Because I believe in comparative advantage, I blog about the few things I know something about and leave other topics in more capable hands. On those other topics I feel free to use shortcuts to form my tentative opinions since I won’t be inflicting them on others. Over the years, for example, WWFT (what would Friedman think) has been a useful timesaver.
One area of absolute and comparative disadvantage for me is health-care economics. That’s okay because the National Center for Policy Analysis for whom I work has several experts on health care economics. John Goodman, the founder and president, for example, is considered by many to be the father of Health Savings Accounts. He and Jeanette Goodman recently conducted an online petition drive against a government takeover of health care that collected a record 1.3 million signatures. My only contribution to that was to sign the petition.
I do know enough about the health-care debate in Washington to be strongly opposed to the proposed reforms, but, because of the comparative advantage of my colleagues in that area, I haven’t immersed myself in it. Instead two or three simple facts tell me all I need to know.
If the reformers were really serious about reducing the cost and increasing the availability of health care, they wouldn’t pass up the low hanging fruit. An obvious place to start–both in terms of impact and low cost–is medical lawsuit reform. Win-the-lottery lawsuits raise the cost of necessary malpractice insurance for doctors and cause doctors to practice defensive medicine that also raises cost dramatically.
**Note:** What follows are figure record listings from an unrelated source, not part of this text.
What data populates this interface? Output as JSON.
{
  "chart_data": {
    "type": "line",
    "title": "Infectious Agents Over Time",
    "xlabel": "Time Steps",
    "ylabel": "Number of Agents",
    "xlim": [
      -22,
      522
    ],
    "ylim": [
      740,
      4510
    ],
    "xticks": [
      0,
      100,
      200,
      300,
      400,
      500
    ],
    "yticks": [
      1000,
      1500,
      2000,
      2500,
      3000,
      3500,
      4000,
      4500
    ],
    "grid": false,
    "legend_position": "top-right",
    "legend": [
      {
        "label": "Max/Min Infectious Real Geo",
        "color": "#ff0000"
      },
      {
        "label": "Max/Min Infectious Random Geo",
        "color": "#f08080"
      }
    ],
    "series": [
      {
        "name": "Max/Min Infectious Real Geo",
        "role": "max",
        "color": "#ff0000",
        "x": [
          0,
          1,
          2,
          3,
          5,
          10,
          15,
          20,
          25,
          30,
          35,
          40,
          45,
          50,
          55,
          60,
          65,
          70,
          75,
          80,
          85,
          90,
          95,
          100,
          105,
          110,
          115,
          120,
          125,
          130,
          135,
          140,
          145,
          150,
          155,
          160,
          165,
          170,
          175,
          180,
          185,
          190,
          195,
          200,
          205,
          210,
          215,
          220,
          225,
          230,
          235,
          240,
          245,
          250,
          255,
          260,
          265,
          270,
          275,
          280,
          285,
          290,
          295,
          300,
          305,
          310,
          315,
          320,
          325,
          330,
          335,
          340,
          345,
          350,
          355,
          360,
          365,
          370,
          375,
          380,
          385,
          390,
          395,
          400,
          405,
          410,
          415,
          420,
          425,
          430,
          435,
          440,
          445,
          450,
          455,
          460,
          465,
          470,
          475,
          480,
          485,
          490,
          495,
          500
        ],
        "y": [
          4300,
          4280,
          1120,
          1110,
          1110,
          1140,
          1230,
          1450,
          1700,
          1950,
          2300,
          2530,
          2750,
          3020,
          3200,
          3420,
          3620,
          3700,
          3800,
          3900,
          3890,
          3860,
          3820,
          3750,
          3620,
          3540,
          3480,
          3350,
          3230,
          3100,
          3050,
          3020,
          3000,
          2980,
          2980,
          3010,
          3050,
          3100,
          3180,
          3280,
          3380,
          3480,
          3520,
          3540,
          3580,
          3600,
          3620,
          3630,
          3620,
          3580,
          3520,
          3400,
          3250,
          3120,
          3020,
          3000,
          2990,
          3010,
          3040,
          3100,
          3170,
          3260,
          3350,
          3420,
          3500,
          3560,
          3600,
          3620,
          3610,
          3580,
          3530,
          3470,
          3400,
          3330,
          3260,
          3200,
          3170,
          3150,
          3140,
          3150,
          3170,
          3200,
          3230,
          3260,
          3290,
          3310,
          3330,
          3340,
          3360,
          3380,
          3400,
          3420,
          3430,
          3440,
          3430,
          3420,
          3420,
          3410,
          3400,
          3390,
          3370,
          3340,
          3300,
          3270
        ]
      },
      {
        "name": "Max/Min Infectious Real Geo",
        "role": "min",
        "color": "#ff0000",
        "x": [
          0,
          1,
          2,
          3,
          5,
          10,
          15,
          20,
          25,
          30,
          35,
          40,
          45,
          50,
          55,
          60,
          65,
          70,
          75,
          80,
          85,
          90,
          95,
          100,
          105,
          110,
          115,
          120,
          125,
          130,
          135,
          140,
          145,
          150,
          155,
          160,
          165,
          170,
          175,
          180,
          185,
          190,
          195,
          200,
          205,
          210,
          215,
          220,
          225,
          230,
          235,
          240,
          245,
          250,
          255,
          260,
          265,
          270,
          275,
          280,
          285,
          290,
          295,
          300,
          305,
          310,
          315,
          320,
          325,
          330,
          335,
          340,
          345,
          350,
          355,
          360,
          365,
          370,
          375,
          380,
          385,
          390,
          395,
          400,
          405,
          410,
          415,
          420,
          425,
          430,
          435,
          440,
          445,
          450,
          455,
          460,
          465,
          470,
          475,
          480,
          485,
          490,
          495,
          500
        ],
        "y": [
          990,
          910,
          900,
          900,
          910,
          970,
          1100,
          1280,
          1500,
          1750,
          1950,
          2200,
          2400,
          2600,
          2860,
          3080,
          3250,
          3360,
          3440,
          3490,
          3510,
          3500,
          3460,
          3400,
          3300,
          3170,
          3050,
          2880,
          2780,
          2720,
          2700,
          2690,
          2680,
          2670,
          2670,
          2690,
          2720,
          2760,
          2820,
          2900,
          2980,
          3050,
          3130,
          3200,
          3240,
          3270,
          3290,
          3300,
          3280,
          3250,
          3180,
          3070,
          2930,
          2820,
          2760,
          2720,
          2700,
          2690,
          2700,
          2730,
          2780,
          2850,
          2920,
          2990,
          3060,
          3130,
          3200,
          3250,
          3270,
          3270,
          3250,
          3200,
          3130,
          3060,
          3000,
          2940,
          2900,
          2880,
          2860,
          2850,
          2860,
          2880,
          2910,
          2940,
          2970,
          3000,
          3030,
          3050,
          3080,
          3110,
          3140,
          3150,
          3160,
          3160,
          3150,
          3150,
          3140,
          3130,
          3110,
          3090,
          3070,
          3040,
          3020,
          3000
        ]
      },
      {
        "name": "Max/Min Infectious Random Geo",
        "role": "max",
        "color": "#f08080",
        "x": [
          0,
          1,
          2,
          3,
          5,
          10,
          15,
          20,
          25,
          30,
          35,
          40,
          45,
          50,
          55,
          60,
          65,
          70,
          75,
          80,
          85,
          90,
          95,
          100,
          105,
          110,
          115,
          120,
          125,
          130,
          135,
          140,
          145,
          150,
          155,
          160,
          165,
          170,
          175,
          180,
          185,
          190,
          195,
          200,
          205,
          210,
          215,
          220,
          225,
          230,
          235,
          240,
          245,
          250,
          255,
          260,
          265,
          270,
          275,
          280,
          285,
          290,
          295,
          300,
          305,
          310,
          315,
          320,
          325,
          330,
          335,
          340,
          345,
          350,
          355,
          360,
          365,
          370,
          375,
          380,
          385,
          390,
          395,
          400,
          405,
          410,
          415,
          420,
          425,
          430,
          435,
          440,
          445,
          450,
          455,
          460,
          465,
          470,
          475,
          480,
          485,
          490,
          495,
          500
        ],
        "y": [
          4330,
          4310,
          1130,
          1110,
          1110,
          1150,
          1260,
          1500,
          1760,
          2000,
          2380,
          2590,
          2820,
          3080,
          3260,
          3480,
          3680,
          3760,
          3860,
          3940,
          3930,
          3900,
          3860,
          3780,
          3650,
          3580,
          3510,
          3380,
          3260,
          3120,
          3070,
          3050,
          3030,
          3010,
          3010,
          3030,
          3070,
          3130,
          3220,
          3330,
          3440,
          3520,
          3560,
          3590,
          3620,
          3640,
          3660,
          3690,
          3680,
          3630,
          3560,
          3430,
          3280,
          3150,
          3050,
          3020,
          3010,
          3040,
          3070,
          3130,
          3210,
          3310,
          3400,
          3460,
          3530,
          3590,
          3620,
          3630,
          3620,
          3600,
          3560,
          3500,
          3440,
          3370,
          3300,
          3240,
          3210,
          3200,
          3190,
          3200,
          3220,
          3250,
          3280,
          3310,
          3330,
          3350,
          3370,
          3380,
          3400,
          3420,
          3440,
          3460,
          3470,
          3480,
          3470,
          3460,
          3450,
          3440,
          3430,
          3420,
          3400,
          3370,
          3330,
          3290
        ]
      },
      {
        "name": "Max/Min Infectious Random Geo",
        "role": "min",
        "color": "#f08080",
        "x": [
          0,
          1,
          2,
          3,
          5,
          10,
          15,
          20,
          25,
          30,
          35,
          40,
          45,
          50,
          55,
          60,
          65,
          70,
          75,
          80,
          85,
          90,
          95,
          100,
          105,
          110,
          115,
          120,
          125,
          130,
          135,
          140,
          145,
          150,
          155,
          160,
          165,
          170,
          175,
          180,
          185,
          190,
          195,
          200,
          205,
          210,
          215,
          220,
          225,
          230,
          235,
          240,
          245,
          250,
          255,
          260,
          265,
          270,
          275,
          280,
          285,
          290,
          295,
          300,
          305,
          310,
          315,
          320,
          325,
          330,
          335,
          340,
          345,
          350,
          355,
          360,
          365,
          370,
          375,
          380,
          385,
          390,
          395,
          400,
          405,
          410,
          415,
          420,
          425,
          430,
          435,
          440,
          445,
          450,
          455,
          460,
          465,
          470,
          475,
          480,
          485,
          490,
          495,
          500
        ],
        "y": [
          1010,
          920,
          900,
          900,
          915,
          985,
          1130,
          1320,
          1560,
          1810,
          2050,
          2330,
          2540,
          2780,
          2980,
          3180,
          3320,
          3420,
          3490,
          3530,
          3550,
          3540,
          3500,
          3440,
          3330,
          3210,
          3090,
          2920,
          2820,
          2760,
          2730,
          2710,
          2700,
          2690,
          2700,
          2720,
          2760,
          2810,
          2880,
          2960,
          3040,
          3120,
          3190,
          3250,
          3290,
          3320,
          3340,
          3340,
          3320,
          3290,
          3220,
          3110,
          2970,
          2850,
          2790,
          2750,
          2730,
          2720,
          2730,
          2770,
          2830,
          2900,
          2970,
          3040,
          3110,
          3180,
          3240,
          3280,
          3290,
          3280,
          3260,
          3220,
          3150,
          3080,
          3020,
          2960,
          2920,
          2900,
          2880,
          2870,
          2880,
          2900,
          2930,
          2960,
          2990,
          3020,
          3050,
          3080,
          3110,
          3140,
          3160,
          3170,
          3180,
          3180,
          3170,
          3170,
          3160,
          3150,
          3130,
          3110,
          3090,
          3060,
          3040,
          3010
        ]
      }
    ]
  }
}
If the reformers won’t go there, it means they have higher priorities than better, cheaper health care. They are clearly placing the financial interests of plaintiff lawyers above the health-care goals they claim to pursue. No doubt they will be substantially rewarded in campaign dollars.
Another example passing up low-hanging fruit is the failure to do anything to increase the number of doctors or to remove obstacles such as the caps they have placed on the number of medical residencies for medical students. We are expected to believe that we can add tremendously to the demand for medical services while limiting the supply and have costs fall. They don’t have a high opinion of our intelligence, do they?
Here at the end of 2009 we are reading about dying patients and the families of patients on life support trying to hang on a few more days or hours to 2010 when the death tax declines to zero. They shouldn’t hang on too long, however, because in 2011 the death-tax rate goes back up and the exempt amount goes back down.
Let’s see now, Congress lowered the death-tax burden for a few years, eliminated it for one year, and are raising it back to its original high level the following year. With decisions like that, how can they expect us to take them seriously? At least they are sparing me the trouble of digging deeper into the details. Don’t forget that the death tax taxes wealth that came from income that was already taxed, probably more than once.
On a slightly different topic, on Christmas Day, all that kept an airliner with over 300 passengers from being blown up over Detroit was a malfunctioning bomb fuse or detonator. It was pure dumb luck. Yet, the head of homeland security says our security procedures had worked. Then the TSA announces new security measures that have nothing to do with the nature of the new threat. They would be laughable if they weren’t so inconvenient.
My personal favorite is a new requirement to remain seated for an hour prior to landing on international flights. I don’t know about you, but nothing makes me want to go to the bathroom more than being told I can’t go. For some time after 9/11, they enforced a 30 minute sit-down rule on flights into Washington D.C. I found that that was about my limit, and I’m about eight years older now. I think most people are.